Content warning: This article mentions the topics of child sexual abuse, rape, child loss and drug use.
On Valentine’s Day, Thunder River Theatre Company (TRTC) debuted its third main stage show, “Tiny Beautiful Things.” It runs 82 minutes total with no intermission and takes audiences on a journey through the spectrum of the human condition, with self-discovery, trauma, healing and, at the core of it all, finding love, community and kindness in even the most difficult of circumstances.
The show follows writer Cheryl Strayed, portrayed by Jennifer Austin Hughes, as she takes on the role of an advice columnist for The Rumpus, an online literary magazine, under the pen name Sugar. Through this, she and the other three cast members, Brian Landis Folkins as Letter Writer #1, Jen Klink as Letter Writer #2 and Taylor Barr as Letter Writer #3, see Sugar slowly crack open while offering both messy and profound insight to those who write in for her column. The questions range from “How do I make friends?” and “How do I make my dreams a reality?” to the most telling question, with an answer that may take your breath away, “What the [censored]?”
“If we’re looking for a throughline [for the show], it’s love,” Barr told The Sopris Sun. “Every single scene is just infused with some amount and type of love.”

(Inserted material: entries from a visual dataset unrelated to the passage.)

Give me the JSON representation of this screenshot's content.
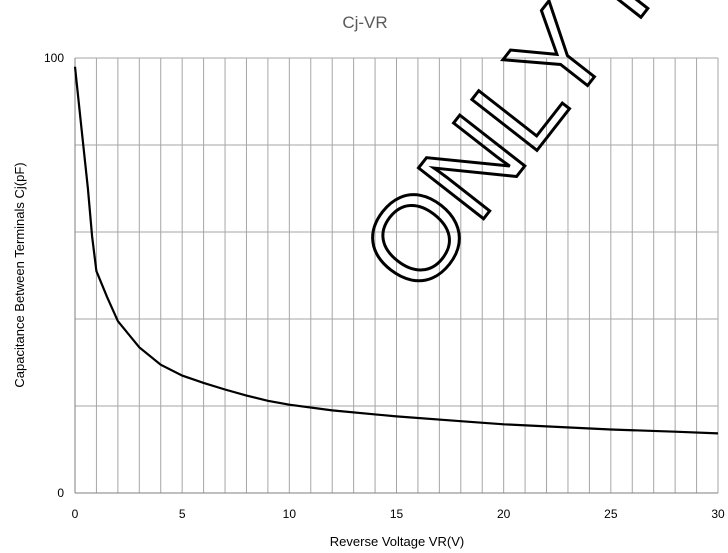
{
  "chart_data": {
    "type": "line",
    "title": "Cj-VR",
    "xlabel": "Reverse Voltage VR(V)",
    "ylabel": "Capacitance Between Terminals Cj(pF)",
    "xlim": [
      0,
      30
    ],
    "ylim": [
      0,
      100
    ],
    "x_ticks": [
      "0",
      "5",
      "10",
      "15",
      "20",
      "25",
      "30"
    ],
    "y_ticks": [
      "0",
      "100"
    ],
    "grid": true,
    "series": [
      {
        "color": "#000000",
        "x": [
          0,
          0.3,
          0.6,
          0.8,
          1,
          1.5,
          2,
          3,
          4,
          5,
          6,
          7,
          8,
          9,
          10,
          12,
          15,
          18,
          20,
          22,
          25,
          28,
          30
        ],
        "y": [
          98,
          84,
          70,
          59,
          51,
          45,
          39.5,
          33.5,
          29.5,
          27,
          25.3,
          23.8,
          22.4,
          21.2,
          20.3,
          19,
          17.6,
          16.5,
          15.8,
          15.3,
          14.6,
          14.1,
          13.7
        ]
      }
    ]
  },
  "watermark": "ONLY FOR"
}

The cast and crew, including TRTC Artistic Director Missy Moore (also the director of this production) and Stage Manager Katelyn Tyk, stated that working on this production provided an excellent look at how connections between people are formed through the vulnerability of their lived experiences. Moore specifically said this is the perfect show for audiences to see when needing a reminder they are not alone.

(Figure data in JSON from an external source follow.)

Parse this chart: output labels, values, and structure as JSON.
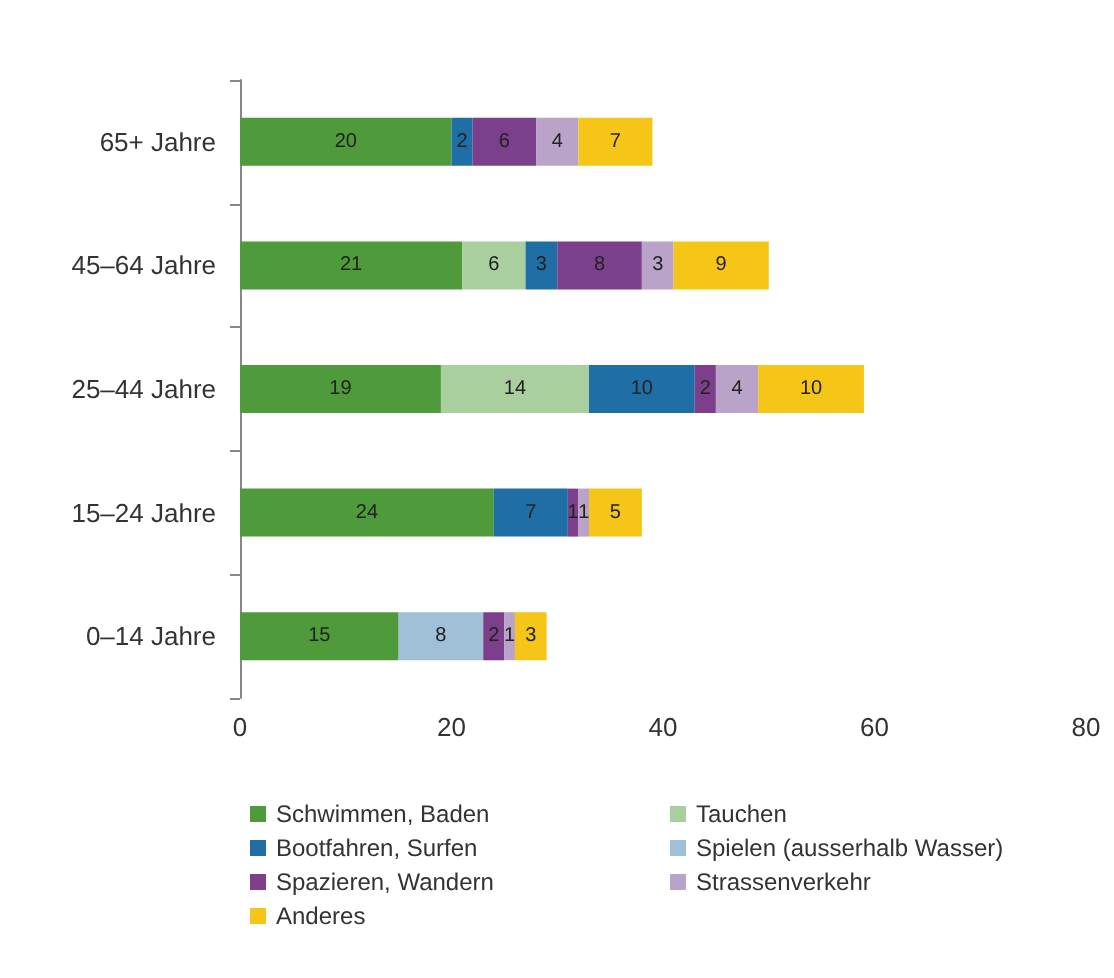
{
  "chart_data": {
    "type": "bar",
    "orientation": "horizontal",
    "stacked": true,
    "data_labels": true,
    "grid": false,
    "legend": "bottom",
    "categories": [
      "65+ Jahre",
      "45–64 Jahre",
      "25–44 Jahre",
      "15–24 Jahre",
      "0–14 Jahre"
    ],
    "xlim": [
      0,
      80
    ],
    "xticks": [
      0,
      20,
      40,
      60,
      80
    ],
    "series": [
      {
        "name": "Schwimmen, Baden",
        "color": "#4f9a3a",
        "values": [
          20,
          21,
          19,
          24,
          15
        ]
      },
      {
        "name": "Tauchen",
        "color": "#a9cf9f",
        "values": [
          null,
          6,
          14,
          null,
          null
        ]
      },
      {
        "name": "Bootfahren, Surfen",
        "color": "#1f6fa6",
        "values": [
          2,
          3,
          10,
          7,
          null
        ]
      },
      {
        "name": "Spielen (ausserhalb Wasser)",
        "color": "#9fc0d6",
        "values": [
          null,
          null,
          null,
          null,
          8
        ]
      },
      {
        "name": "Spazieren, Wandern",
        "color": "#7b3f8c",
        "values": [
          6,
          8,
          2,
          1,
          2
        ]
      },
      {
        "name": "Strassenverkehr",
        "color": "#b9a3c8",
        "values": [
          4,
          3,
          4,
          1,
          1
        ]
      },
      {
        "name": "Anderes",
        "color": "#f5c518",
        "values": [
          7,
          9,
          10,
          5,
          3
        ]
      }
    ]
  }
}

“It takes a community to bring theater to the community,” she said. “It’s a symbiotic relationship, and this play captures it among strangers. I think it’s being presented at a time when collectively — and I’m getting a little political here — we as a species so desperately need it. We need to be reminded that we’re not alone.”
Landis Folkins echoed her sentiments, telling us, “It is the most human play that I’ve read. It covers the gamut of emotions, and it really expresses what it is to be human through connection with other people.”

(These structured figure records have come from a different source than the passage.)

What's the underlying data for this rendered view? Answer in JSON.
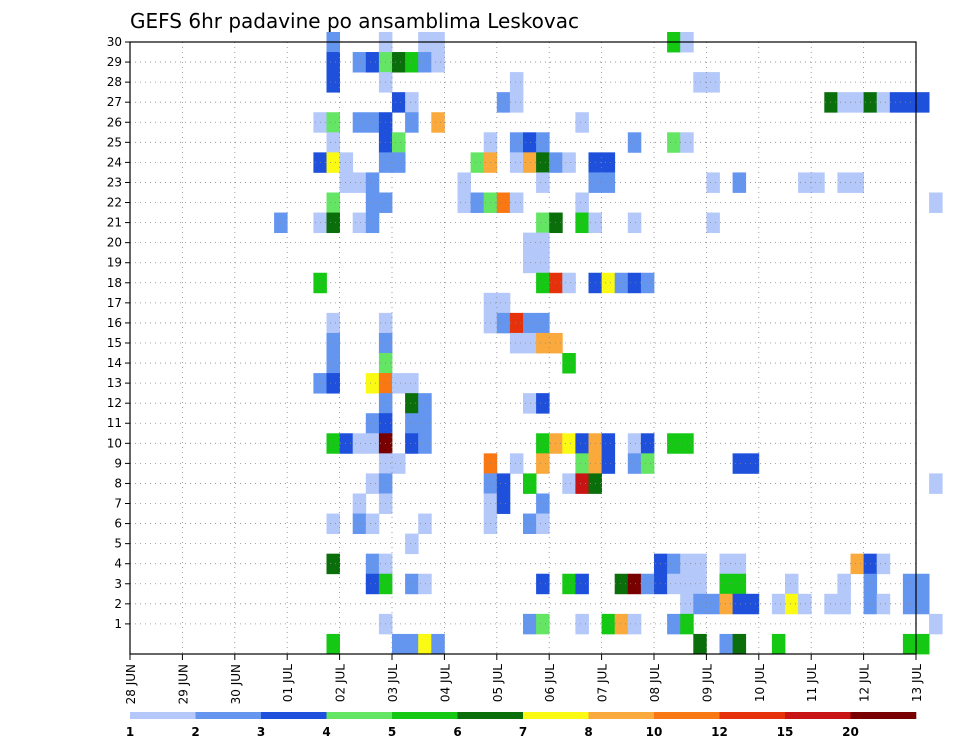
{
  "chart_data": {
    "type": "heatmap",
    "title": "GEFS 6hr padavine po ansamblima Leskovac",
    "xlabel": "",
    "ylabel": "",
    "x_ticks": [
      "28 JUN",
      "29 JUN",
      "30 JUN",
      "01 JUL",
      "02 JUL",
      "03 JUL",
      "04 JUL",
      "05 JUL",
      "06 JUL",
      "07 JUL",
      "08 JUL",
      "09 JUL",
      "10 JUL",
      "11 JUL",
      "12 JUL",
      "13 JUL"
    ],
    "y_ticks": [
      "1",
      "2",
      "3",
      "4",
      "5",
      "6",
      "7",
      "8",
      "9",
      "10",
      "11",
      "12",
      "13",
      "14",
      "15",
      "16",
      "17",
      "18",
      "19",
      "20",
      "21",
      "22",
      "23",
      "24",
      "25",
      "26",
      "27",
      "28",
      "29",
      "30"
    ],
    "grid": true,
    "legend": "bottom",
    "colorbar": {
      "labels": [
        "1",
        "2",
        "3",
        "4",
        "5",
        "6",
        "7",
        "8",
        "10",
        "12",
        "15",
        "20"
      ],
      "colors": [
        "#b4c8fa",
        "#6496f0",
        "#1e50dc",
        "#64e664",
        "#14c814",
        "#0a6e0a",
        "#fafa14",
        "#faaa3c",
        "#fa7814",
        "#e6320a",
        "#c81414",
        "#780000"
      ]
    },
    "steps_per_day": 4,
    "notes": "cells: [day_offset_from_28_JUN, member, color_index]; member 0 = unlabeled bottom row",
    "cells": [
      [
        3.75,
        30,
        1
      ],
      [
        3.75,
        29,
        2
      ],
      [
        3.75,
        28,
        2
      ],
      [
        4.75,
        30,
        0
      ],
      [
        4.25,
        29,
        1
      ],
      [
        4.5,
        29,
        2
      ],
      [
        4.75,
        29,
        3
      ],
      [
        5,
        29,
        5
      ],
      [
        5.25,
        29,
        4
      ],
      [
        5.5,
        30,
        0
      ],
      [
        5.75,
        30,
        0
      ],
      [
        5.5,
        29,
        1
      ],
      [
        5.75,
        29,
        0
      ],
      [
        10.25,
        30,
        4
      ],
      [
        10.5,
        30,
        0
      ],
      [
        4.75,
        28,
        0
      ],
      [
        7.25,
        28,
        0
      ],
      [
        10.75,
        28,
        0
      ],
      [
        11,
        28,
        0
      ],
      [
        5,
        27,
        2
      ],
      [
        5.25,
        27,
        0
      ],
      [
        7,
        27,
        1
      ],
      [
        7.25,
        27,
        0
      ],
      [
        13.25,
        27,
        5
      ],
      [
        13.5,
        27,
        0
      ],
      [
        13.75,
        27,
        0
      ],
      [
        14,
        27,
        5
      ],
      [
        14.25,
        27,
        0
      ],
      [
        14.5,
        27,
        2
      ],
      [
        14.75,
        27,
        2
      ],
      [
        15,
        27,
        2
      ],
      [
        3.5,
        26,
        0
      ],
      [
        3.75,
        26,
        3
      ],
      [
        4.25,
        26,
        1
      ],
      [
        4.5,
        26,
        1
      ],
      [
        4.75,
        26,
        2
      ],
      [
        5.25,
        26,
        1
      ],
      [
        5.75,
        26,
        7
      ],
      [
        8.5,
        26,
        0
      ],
      [
        3.75,
        25,
        0
      ],
      [
        4.75,
        25,
        2
      ],
      [
        5,
        25,
        3
      ],
      [
        6.75,
        25,
        0
      ],
      [
        7.25,
        25,
        1
      ],
      [
        7.5,
        25,
        2
      ],
      [
        7.75,
        25,
        1
      ],
      [
        9.5,
        25,
        1
      ],
      [
        10.25,
        25,
        3
      ],
      [
        10.5,
        25,
        0
      ],
      [
        3.5,
        24,
        2
      ],
      [
        3.75,
        24,
        6
      ],
      [
        4,
        24,
        0
      ],
      [
        4.75,
        24,
        1
      ],
      [
        5,
        24,
        1
      ],
      [
        6.5,
        24,
        3
      ],
      [
        6.75,
        24,
        7
      ],
      [
        7.25,
        24,
        0
      ],
      [
        7.5,
        24,
        7
      ],
      [
        7.75,
        24,
        5
      ],
      [
        8,
        24,
        1
      ],
      [
        8.25,
        24,
        0
      ],
      [
        8.75,
        24,
        2
      ],
      [
        9,
        24,
        2
      ],
      [
        4,
        23,
        0
      ],
      [
        4.25,
        23,
        0
      ],
      [
        4.5,
        23,
        1
      ],
      [
        6.25,
        23,
        0
      ],
      [
        7.75,
        23,
        0
      ],
      [
        8.75,
        23,
        1
      ],
      [
        9,
        23,
        1
      ],
      [
        11,
        23,
        0
      ],
      [
        11.5,
        23,
        1
      ],
      [
        12.75,
        23,
        0
      ],
      [
        13,
        23,
        0
      ],
      [
        13.5,
        23,
        0
      ],
      [
        13.75,
        23,
        0
      ],
      [
        3.75,
        22,
        3
      ],
      [
        4.5,
        22,
        1
      ],
      [
        4.75,
        22,
        1
      ],
      [
        6.25,
        22,
        0
      ],
      [
        6.5,
        22,
        1
      ],
      [
        6.75,
        22,
        3
      ],
      [
        7,
        22,
        8
      ],
      [
        7.25,
        22,
        0
      ],
      [
        8.5,
        22,
        0
      ],
      [
        15.25,
        22,
        0
      ],
      [
        2.75,
        21,
        1
      ],
      [
        3.5,
        21,
        0
      ],
      [
        3.75,
        21,
        5
      ],
      [
        4.25,
        21,
        0
      ],
      [
        4.5,
        21,
        1
      ],
      [
        7.75,
        21,
        3
      ],
      [
        8,
        21,
        5
      ],
      [
        8.5,
        21,
        4
      ],
      [
        8.75,
        21,
        0
      ],
      [
        9.5,
        21,
        0
      ],
      [
        11,
        21,
        0
      ],
      [
        7.5,
        20,
        0
      ],
      [
        7.75,
        20,
        0
      ],
      [
        7.5,
        19,
        0
      ],
      [
        7.75,
        19,
        0
      ],
      [
        3.5,
        18,
        4
      ],
      [
        7.75,
        18,
        4
      ],
      [
        8,
        18,
        9
      ],
      [
        8.25,
        18,
        0
      ],
      [
        8.75,
        18,
        2
      ],
      [
        9,
        18,
        6
      ],
      [
        9.25,
        18,
        1
      ],
      [
        9.5,
        18,
        2
      ],
      [
        9.75,
        18,
        1
      ],
      [
        6.75,
        17,
        0
      ],
      [
        7,
        17,
        0
      ],
      [
        3.75,
        16,
        0
      ],
      [
        4.75,
        16,
        0
      ],
      [
        6.75,
        16,
        0
      ],
      [
        7,
        16,
        1
      ],
      [
        7.25,
        16,
        9
      ],
      [
        7.5,
        16,
        1
      ],
      [
        7.75,
        16,
        1
      ],
      [
        3.75,
        15,
        1
      ],
      [
        4.75,
        15,
        1
      ],
      [
        7.25,
        15,
        0
      ],
      [
        7.5,
        15,
        0
      ],
      [
        7.75,
        15,
        7
      ],
      [
        8,
        15,
        7
      ],
      [
        3.75,
        14,
        1
      ],
      [
        4.75,
        14,
        3
      ],
      [
        8.25,
        14,
        4
      ],
      [
        3.5,
        13,
        1
      ],
      [
        3.75,
        13,
        2
      ],
      [
        4.5,
        13,
        6
      ],
      [
        4.75,
        13,
        8
      ],
      [
        5,
        13,
        0
      ],
      [
        5.25,
        13,
        0
      ],
      [
        4.75,
        12,
        1
      ],
      [
        5.25,
        12,
        5
      ],
      [
        5.5,
        12,
        1
      ],
      [
        7.5,
        12,
        0
      ],
      [
        7.75,
        12,
        2
      ],
      [
        4.5,
        11,
        1
      ],
      [
        4.75,
        11,
        2
      ],
      [
        5.25,
        11,
        1
      ],
      [
        5.5,
        11,
        1
      ],
      [
        3.75,
        10,
        4
      ],
      [
        4,
        10,
        2
      ],
      [
        4.25,
        10,
        0
      ],
      [
        4.5,
        10,
        0
      ],
      [
        4.75,
        10,
        11
      ],
      [
        5.25,
        10,
        2
      ],
      [
        5.5,
        10,
        1
      ],
      [
        7.75,
        10,
        4
      ],
      [
        8,
        10,
        7
      ],
      [
        8.25,
        10,
        6
      ],
      [
        8.5,
        10,
        2
      ],
      [
        8.75,
        10,
        7
      ],
      [
        9,
        10,
        2
      ],
      [
        9.5,
        10,
        0
      ],
      [
        9.75,
        10,
        2
      ],
      [
        10.25,
        10,
        4
      ],
      [
        10.5,
        10,
        4
      ],
      [
        4.75,
        9,
        0
      ],
      [
        5,
        9,
        0
      ],
      [
        6.75,
        9,
        8
      ],
      [
        7.25,
        9,
        0
      ],
      [
        7.75,
        9,
        7
      ],
      [
        8.5,
        9,
        3
      ],
      [
        8.75,
        9,
        7
      ],
      [
        9,
        9,
        2
      ],
      [
        9.5,
        9,
        1
      ],
      [
        9.75,
        9,
        3
      ],
      [
        11.5,
        9,
        2
      ],
      [
        11.75,
        9,
        2
      ],
      [
        4.5,
        8,
        0
      ],
      [
        4.75,
        8,
        1
      ],
      [
        6.75,
        8,
        1
      ],
      [
        7,
        8,
        2
      ],
      [
        7.5,
        8,
        4
      ],
      [
        8.25,
        8,
        0
      ],
      [
        8.5,
        8,
        10
      ],
      [
        8.75,
        8,
        5
      ],
      [
        15.25,
        8,
        0
      ],
      [
        4.25,
        7,
        0
      ],
      [
        4.75,
        7,
        0
      ],
      [
        6.75,
        7,
        0
      ],
      [
        7,
        7,
        2
      ],
      [
        7.75,
        7,
        1
      ],
      [
        3.75,
        6,
        0
      ],
      [
        4.25,
        6,
        1
      ],
      [
        4.5,
        6,
        0
      ],
      [
        5.5,
        6,
        0
      ],
      [
        6.75,
        6,
        0
      ],
      [
        7.5,
        6,
        1
      ],
      [
        7.75,
        6,
        0
      ],
      [
        5.25,
        5,
        0
      ],
      [
        3.75,
        4,
        5
      ],
      [
        4.5,
        4,
        1
      ],
      [
        4.75,
        4,
        0
      ],
      [
        10,
        4,
        2
      ],
      [
        10.25,
        4,
        1
      ],
      [
        10.5,
        4,
        0
      ],
      [
        10.75,
        4,
        0
      ],
      [
        11.25,
        4,
        0
      ],
      [
        11.5,
        4,
        0
      ],
      [
        13.75,
        4,
        7
      ],
      [
        14,
        4,
        2
      ],
      [
        14.25,
        4,
        0
      ],
      [
        4.5,
        3,
        2
      ],
      [
        4.75,
        3,
        4
      ],
      [
        5.25,
        3,
        1
      ],
      [
        5.5,
        3,
        0
      ],
      [
        7.75,
        3,
        2
      ],
      [
        8.25,
        3,
        4
      ],
      [
        8.5,
        3,
        2
      ],
      [
        9.25,
        3,
        5
      ],
      [
        9.5,
        3,
        11
      ],
      [
        9.75,
        3,
        1
      ],
      [
        10,
        3,
        2
      ],
      [
        10.25,
        3,
        0
      ],
      [
        10.5,
        3,
        0
      ],
      [
        10.75,
        3,
        0
      ],
      [
        11.25,
        3,
        4
      ],
      [
        11.5,
        3,
        4
      ],
      [
        12.5,
        3,
        0
      ],
      [
        13.5,
        3,
        0
      ],
      [
        14,
        3,
        1
      ],
      [
        14.75,
        3,
        1
      ],
      [
        15,
        3,
        1
      ],
      [
        10.5,
        2,
        0
      ],
      [
        10.75,
        2,
        1
      ],
      [
        11,
        2,
        1
      ],
      [
        11.25,
        2,
        7
      ],
      [
        11.5,
        2,
        2
      ],
      [
        11.75,
        2,
        2
      ],
      [
        12.25,
        2,
        0
      ],
      [
        12.5,
        2,
        6
      ],
      [
        12.75,
        2,
        0
      ],
      [
        13.25,
        2,
        0
      ],
      [
        13.5,
        2,
        0
      ],
      [
        14,
        2,
        1
      ],
      [
        14.25,
        2,
        0
      ],
      [
        14.75,
        2,
        1
      ],
      [
        15,
        2,
        1
      ],
      [
        4.75,
        1,
        0
      ],
      [
        7.5,
        1,
        1
      ],
      [
        7.75,
        1,
        3
      ],
      [
        8.5,
        1,
        0
      ],
      [
        9,
        1,
        4
      ],
      [
        9.25,
        1,
        7
      ],
      [
        9.5,
        1,
        0
      ],
      [
        10.25,
        1,
        1
      ],
      [
        10.5,
        1,
        4
      ],
      [
        15.25,
        1,
        0
      ],
      [
        3.75,
        0,
        4
      ],
      [
        5,
        0,
        1
      ],
      [
        5.25,
        0,
        1
      ],
      [
        5.5,
        0,
        6
      ],
      [
        5.75,
        0,
        1
      ],
      [
        10.75,
        0,
        5
      ],
      [
        11.25,
        0,
        1
      ],
      [
        11.5,
        0,
        5
      ],
      [
        12.25,
        0,
        4
      ],
      [
        14.75,
        0,
        4
      ],
      [
        15,
        0,
        4
      ]
    ]
  }
}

Each letter writer takes on the role of a different person asking for advice, including a woman who asks if she should share her experience of being raped with her boyfriend, a young person asking for advice on how to navigate life with an abusive and narcissistic parent and a grieving father who lost his son to a drunk driving incident.
Hughes does not hold back in her portrayal of Sugar. Her character details her struggles with heroin addiction, the grief she carries from losing her mother, her experience with having had an abortion and harrowingly in her response to the “What the [censored]?” question.
“This play, in every sense of the word, demands everyone involved reach for the ordinary, the miraculous or for the tiny, beautiful things,” Moore stated. “You can sit and be your own silo of sadness, or you can choose to reach out, and it’s done in this show in the way of an advice column.”
I struggle to find the professional words to describe how deeply this show cut me open as a reviewer. I found myself laughing along and relating to the more innocent questions, only to have all the air sucker punched out of me with the themes of loss, grief, mortality, love and heartbreak. How beautiful things can blossom from the pain we all live through becomes evermore centric to the story as it progresses. This show gutted me and sewed me back together with a surgeon’s mercy.
Many times, it was as though a mirror reflecting the human spirit was held up to face the audience, which outlined and dissected the very raw and relatable pain of the letter writers back to those in the seats. Despite how heavy the show gets, I recommend seeing it with the courage to have your heart broken and the knowledge that hope and love will find their way back to you through the strength and courage it takes to be vulnerable.